W polskiej polityce zbyt małą wagę przykłada się do planów długookresowych
– Ta dyskusja cały czas trwa, tylko ona jest cały czas przytłaczana jakimiś niezwykle istotnymi sprawami, jak na przykład "Lista Przebojów" programu Trzeciego, co przez dwa dni było o wiele ważniejsze niż konstytucja, koronawirus, eksport, import i bezpieczeństwa. Oczywiście o Trójce nikt już dzisiaj nie pamięta - stwierdził w programie Telewizji Republika "Biznes Polska" Marek Wróbel, prezes Fundacji Republikańskiej.
– Polityka powinna być oparta o wiedzę i doświadczenie, a skoro chciano uciekać się do emocji, to ponosimy konsekwencje decyzji politycznych opartych na emocjach, a nie na stanie wiedzy. A poza tym wiedza jednego lekarza nie jest reprezentatywna dla większej grupy, gdzie jak codziennie mamy sytuację kryzysowe w swoim życiu, to zwykle zasięgamy opinię drugiego, a nawet trzeciego lekarza, żeby upewnić się do prawidłowości diagnozy- powiedział Andrzej Sadowski, prezydent Centrum im. Adama Smitha.
– Należałoby zapytać użytkowników tej wiedzy, czyli decydentów, bo w Polsce jest mało think tanków i one są na ogół biedne i produkują mało swojego towaru, czyli raportów, propozycji, stosunkowo mało z tego powodu, że jest mały popyt. Pytanie, dlaczego się nie ceni think tanków, należałoby raczej skierować do polityków, a zwłaszcza do urzędników wysokiego szczebla, czyli tych, którzy robią robotę, wykonują robotę legislacyjną - zaznaczył Marek Wróbel.
– Naturą polityków i tym samym całej dyskusji politycznej jest to, że rozmawia się krótkim horyzoncie czasowym. Trzeba pamiętać, że kadencja parlamentu trwa cztery lata i zazwyczaj na tym okresie wygrania następnych wyborów, kończy się perspektywa polityczna. Tym samym politycy, którzy narzucają narrację w dyskusji politycznej, kończą właśnie długookresowe rozmowy na temat przyszłości, na tym maksymalnie kilkuletnim okresie - mówił Piotr Palutkiewicz ze Związku Przedsiębiorców i Pracodawców.

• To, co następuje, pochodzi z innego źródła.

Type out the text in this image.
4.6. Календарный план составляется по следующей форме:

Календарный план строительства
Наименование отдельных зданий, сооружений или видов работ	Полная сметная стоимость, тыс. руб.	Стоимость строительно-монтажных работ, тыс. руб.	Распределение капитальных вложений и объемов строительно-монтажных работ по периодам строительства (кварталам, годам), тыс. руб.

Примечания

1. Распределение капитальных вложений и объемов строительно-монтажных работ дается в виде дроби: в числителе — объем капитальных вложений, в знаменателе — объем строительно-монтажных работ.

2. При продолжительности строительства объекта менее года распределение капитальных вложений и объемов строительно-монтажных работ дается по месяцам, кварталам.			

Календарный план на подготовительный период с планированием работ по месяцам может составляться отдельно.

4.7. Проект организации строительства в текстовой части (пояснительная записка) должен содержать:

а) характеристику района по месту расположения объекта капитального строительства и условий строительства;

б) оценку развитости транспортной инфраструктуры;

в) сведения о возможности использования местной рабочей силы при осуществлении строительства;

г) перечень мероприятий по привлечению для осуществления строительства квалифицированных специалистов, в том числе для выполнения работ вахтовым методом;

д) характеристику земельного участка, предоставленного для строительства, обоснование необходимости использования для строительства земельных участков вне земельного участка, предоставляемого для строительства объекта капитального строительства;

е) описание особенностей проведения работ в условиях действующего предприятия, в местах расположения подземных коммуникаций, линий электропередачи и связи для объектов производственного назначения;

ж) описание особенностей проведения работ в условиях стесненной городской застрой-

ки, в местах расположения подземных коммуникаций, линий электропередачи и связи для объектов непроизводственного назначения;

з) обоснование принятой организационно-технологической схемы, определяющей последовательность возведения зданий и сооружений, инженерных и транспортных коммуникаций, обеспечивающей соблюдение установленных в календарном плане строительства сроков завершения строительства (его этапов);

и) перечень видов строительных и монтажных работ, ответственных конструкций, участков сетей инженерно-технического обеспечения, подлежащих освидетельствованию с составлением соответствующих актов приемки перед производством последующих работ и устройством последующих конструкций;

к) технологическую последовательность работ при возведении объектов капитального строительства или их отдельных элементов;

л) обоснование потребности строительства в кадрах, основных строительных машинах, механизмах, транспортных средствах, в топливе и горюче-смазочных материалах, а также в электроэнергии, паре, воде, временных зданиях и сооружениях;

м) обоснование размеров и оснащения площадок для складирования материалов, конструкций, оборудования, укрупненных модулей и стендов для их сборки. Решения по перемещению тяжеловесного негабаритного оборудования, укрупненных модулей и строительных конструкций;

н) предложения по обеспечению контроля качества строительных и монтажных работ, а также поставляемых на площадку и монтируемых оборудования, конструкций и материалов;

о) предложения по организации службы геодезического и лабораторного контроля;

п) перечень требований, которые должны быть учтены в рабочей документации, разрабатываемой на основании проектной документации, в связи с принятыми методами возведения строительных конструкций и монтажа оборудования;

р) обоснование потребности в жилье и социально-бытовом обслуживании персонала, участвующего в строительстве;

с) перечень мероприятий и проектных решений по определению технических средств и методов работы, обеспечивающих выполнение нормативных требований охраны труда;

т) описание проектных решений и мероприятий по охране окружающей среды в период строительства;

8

– Politycy tylko podejmują decyzję o kierunku i ewentualnym wykonaniu danego projektu, natomiast przygotowują go urzędnicy. W dużej mierze rolę think tanków pełnią u nas ministerstwa, bo w tych nich przygotowuje legislacje - wyjaśnił prezes Fundacji Republikańskiej.
– Oczywiście w dyskusji, czy o gospodarce, polityce, społeczeństwie, technologiach, pojawiają się głosy, które wychodzą w dłuższą perspektywę, nie tylko kilku, kilkunastu lat, ale nawet pokoleń. Niestety zazwyczaj są to zbyt ekspercie głosy i zbyt odległe od problemów życia codziennego, aby nadawały one dyskurs debacie, która toczy się każdego dnia w naszych mediach - zauważył Palutkiewicz.
– Te dyskusje nie są takie efektowne i nie są takie spektakularne, jak w sprawie Trójki, czy zabitej wiewiórki - podkreślił Marek Wróbel.
– Niestety ulegamy pewnym emocjom tej narracji bieżącego dnia, te emocje są oczywiście pobudzane w interesie tych, którym to leży, czyli znowu wracamy do polityków. W ich interesie jest zaognić ten konflikt, wprawić nas w takie emocjonalne rozgorączkowanie, abyśmy my wyborcy ulegli tym wysokim emocjom i wysokiej ułudzie wielkiego konfliktu, przełomowego momentu, przełomowej chwili, że jeśli nie zrobimy czegoś tutaj, teraz to będziemy bardzo często zmierzać ku katastrofie - mówił Piotr Palutkiewicz.
– W niektórych krajach, ministerstwa na przykład w Niemczech mają rolę wykonawczą, czyli one zarządzają procesami, a nie wytwarzają koncepcje. U nas instytucje centralne produkują koncepcje - zauważył prezes Fundacji Republikańśkiej.
– Ministerstwa są think tankami. Bardzo często zadanie, które można określić jako te, które powinny realizować think tanki, tak naprawdę realizuje rząd, czyli bardzo często ministerstwa, resorty są ośrodkiem generowania i wytwarzania pewnych kierunkowych zmian w sektorze publicznym. To fakt, że czytają ekspertyzy analityków zewnętrznych, jedna tym ośrodkiem decyzyjnym, który nadaje priorytet pewnym sprawą, są właśnie ośrodki rządowe, które mają największe zasoby finansowe, kadrowe oraz techniczne do tego, aby taką wiedzę kreować - podkreślił Palutkiewicz.